Zum Hamelner Exemplar vgl. Leuchtendes Mittelalter, hg. v. Norbert Humburg, Joachim Schween, Holzminden 2000 (Die Weser. EinFLuss in Europa I), S. 363 f., Kat.-Nr. 88-89.

Für meinen Rosenkranz habe ich mich nun an dem Wienhäuser Beispiel orientiert. Meine Version besteht aus Bein, Koralle und Achat auf Hanffaden. Aus diesen Materialien besteht auch das Original, allerdings sind dort noch weitere Halbedelsteine verwendet worden. Zugunsten von höherer Einheitlichkeit habe ich mich aber dazu entschieden, bei drei Materialien zu bleiben 😉

Der Schädel stammt übrigens von Sebastian Heyer, alias Der Zahnschnitzer. Der Unterkiefer, der auch im Original vermutlich ursprünglich vorhanden war, wurde hier wieder ergänzt.

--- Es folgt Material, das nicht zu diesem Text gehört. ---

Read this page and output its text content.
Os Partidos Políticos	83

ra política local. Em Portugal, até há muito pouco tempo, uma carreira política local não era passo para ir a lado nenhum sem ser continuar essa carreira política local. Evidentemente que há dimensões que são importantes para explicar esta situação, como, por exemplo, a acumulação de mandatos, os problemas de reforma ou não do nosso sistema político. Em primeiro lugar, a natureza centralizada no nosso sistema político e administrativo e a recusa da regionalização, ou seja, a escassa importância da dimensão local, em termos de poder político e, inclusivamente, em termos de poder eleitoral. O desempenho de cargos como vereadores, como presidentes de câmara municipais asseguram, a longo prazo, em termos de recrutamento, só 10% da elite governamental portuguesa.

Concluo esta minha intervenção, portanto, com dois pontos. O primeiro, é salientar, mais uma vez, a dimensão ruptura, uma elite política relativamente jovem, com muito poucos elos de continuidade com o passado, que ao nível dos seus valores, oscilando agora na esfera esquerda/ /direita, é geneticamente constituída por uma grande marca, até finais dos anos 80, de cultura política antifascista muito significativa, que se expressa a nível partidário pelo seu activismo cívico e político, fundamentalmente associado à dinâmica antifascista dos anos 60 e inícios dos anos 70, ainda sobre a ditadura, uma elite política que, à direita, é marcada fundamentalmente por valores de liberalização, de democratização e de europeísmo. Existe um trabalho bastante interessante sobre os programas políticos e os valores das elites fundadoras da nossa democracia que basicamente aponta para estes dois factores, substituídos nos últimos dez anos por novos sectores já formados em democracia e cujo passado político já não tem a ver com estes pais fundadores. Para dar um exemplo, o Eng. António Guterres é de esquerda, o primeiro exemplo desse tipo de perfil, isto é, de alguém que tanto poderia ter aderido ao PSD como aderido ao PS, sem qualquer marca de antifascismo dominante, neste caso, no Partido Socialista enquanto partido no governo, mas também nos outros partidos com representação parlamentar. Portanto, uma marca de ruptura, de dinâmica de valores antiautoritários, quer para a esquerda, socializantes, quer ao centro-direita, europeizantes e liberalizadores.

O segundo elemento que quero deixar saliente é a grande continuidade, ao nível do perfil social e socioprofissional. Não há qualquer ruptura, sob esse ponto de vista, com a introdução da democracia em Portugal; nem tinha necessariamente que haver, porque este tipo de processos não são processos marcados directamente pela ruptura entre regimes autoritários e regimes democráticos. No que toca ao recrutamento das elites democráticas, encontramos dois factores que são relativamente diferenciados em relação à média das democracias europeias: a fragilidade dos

Ein Update: Der Rosenkranz sah bisher am Ende noch ziemlich nackt aus. Ich hatte zunächst über dem Schädel den Knoten des Hanffadens stehen lassen, da auch das Original nur diesen nackten Knoten vorweisen kann. Allerdings War das erstens nicht sonderlich hübsch und außerdem kann man vermuten, dass auch am Original der Knoten einen in irgendeiner Form zierenden Abschluss gehabt hat, der entweder verloren oder nicht erhalten war.

Ich habe mich für eine Quaste entschieden. Solche werden häufig als Abschluss für Gebetsschnüre oder Rosenkränze verwendet. Außerdem wäre eine Quaste gut geeignet, um den dicken Knoten zu verbergen.